The Haber–Bosch method of synthesizing and manufacturing ammonia from hydrogen and nitrogen (years later, it was industrialized by Carl Bosch, who was Haber’s brother-in-law) was one of the most significant technological innovations in the 20th century. Today, the Haber-Bosch method withstands the food base for about half of the world’s population.
Haber’s career would flourish, and at the beginning of World War I, the German Army asked for help from Haber to replace explosives in shells with various versions of poisonous gasses.
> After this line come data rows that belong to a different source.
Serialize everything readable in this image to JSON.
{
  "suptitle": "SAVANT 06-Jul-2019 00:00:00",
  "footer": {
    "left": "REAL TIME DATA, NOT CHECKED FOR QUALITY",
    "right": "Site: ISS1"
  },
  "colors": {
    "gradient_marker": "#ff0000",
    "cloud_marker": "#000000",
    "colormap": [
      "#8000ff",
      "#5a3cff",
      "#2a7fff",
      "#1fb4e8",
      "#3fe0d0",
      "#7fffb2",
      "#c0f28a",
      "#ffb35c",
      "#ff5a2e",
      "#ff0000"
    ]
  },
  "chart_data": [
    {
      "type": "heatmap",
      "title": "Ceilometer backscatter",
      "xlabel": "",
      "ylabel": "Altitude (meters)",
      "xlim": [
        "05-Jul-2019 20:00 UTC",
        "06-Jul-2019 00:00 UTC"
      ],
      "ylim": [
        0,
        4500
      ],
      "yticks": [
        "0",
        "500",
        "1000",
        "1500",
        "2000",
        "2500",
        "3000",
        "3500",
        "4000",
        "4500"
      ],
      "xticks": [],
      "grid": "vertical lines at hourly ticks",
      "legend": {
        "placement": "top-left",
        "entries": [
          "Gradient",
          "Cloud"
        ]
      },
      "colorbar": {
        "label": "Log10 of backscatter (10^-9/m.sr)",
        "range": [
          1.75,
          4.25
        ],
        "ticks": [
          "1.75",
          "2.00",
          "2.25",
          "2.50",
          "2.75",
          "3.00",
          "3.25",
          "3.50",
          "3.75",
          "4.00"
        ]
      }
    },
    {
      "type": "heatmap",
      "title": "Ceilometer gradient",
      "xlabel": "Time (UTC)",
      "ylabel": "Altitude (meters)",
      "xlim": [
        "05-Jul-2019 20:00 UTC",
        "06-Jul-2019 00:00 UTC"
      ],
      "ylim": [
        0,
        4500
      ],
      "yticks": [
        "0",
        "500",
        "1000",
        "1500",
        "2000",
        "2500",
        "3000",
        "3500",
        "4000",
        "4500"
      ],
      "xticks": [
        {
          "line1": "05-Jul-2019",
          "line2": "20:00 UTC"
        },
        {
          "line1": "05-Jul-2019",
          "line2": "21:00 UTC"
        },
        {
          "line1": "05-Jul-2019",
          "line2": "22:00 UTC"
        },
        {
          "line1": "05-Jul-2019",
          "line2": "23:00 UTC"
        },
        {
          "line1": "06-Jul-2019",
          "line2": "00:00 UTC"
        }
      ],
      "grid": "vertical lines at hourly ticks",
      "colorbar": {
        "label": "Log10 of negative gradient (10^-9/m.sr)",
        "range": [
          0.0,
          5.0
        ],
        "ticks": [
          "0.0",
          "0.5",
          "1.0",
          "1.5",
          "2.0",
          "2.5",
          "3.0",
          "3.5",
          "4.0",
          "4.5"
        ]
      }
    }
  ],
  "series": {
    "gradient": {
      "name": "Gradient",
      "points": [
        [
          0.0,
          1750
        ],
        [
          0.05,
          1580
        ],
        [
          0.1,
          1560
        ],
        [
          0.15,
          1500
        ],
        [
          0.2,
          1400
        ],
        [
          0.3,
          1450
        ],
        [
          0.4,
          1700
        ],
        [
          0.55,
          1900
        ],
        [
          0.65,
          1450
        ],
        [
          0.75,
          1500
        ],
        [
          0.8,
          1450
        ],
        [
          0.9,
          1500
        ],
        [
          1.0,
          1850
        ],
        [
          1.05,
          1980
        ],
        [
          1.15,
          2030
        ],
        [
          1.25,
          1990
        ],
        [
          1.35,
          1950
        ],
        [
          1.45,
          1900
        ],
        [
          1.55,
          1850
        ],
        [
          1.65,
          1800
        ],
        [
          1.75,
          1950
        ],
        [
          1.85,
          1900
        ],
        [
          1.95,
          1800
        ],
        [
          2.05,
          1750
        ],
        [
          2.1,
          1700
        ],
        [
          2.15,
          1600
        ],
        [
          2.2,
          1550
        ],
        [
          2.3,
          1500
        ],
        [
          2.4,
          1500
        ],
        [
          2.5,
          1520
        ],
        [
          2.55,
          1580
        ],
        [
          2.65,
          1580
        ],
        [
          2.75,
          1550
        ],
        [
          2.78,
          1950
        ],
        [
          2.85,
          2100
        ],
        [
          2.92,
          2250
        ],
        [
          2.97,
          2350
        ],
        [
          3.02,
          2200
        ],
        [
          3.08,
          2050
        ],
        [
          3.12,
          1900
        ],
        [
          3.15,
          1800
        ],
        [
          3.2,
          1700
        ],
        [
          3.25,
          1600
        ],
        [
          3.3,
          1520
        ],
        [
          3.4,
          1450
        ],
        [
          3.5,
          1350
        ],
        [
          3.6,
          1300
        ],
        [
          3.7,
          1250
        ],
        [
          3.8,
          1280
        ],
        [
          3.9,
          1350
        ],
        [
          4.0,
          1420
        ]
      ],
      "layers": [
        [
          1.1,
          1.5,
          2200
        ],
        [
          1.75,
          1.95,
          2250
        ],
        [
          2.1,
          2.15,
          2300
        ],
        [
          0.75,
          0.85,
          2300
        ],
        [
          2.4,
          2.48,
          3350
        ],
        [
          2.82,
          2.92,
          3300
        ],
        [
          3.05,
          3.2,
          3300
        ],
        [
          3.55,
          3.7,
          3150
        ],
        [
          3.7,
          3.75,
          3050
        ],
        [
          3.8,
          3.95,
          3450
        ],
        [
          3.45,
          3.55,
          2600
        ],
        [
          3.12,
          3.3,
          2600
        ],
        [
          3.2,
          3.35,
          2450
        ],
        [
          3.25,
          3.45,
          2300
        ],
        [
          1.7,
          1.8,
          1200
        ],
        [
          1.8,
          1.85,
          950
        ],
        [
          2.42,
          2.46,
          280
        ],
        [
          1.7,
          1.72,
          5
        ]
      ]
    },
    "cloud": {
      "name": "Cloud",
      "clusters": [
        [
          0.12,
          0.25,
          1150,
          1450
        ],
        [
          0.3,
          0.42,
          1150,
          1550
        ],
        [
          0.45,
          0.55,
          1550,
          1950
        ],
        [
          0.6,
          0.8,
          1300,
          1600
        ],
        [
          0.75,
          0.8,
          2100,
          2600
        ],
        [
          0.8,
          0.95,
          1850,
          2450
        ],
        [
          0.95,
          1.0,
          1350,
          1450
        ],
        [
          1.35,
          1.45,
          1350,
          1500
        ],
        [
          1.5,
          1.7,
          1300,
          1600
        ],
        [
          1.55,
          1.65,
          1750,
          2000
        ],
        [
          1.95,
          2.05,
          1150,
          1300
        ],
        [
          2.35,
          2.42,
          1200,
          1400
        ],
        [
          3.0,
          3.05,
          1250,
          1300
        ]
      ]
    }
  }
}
During the winter of 1915, Haber was successful in his efforts and from that point forward, he would become known as ‘the father of chemical warfare.’
His new chemical weapon for the Germans caused Haber’s wife to commit suicide. She was also a chemist, and many other people criticized him for his role in World War I.
Therefore, many people were shocked in disgust when in 1918, Fritz Haber was given the Nobel Prize in Chemistry for inventing the process of the synthesis of ammonia from its elements.
Soon after World War I, Haber was very successful in building his empire. All was going well for Haber until 1933 when the Nazis had a mighty anti-Jewish movement forcing him into retirement. Less than a year later, he passed away a very disturbed and broken man.
Haber would never live to see World War II and the introduction of Zyklon B, the poisonous gas invented in a lab in the 1920s that would kill millions, including several Haber’s family members throughout many of the Nazi concentration camps.
Haber may be the only person ever to at the same time receive a Nobel prize and be tried for war crimes against humanity.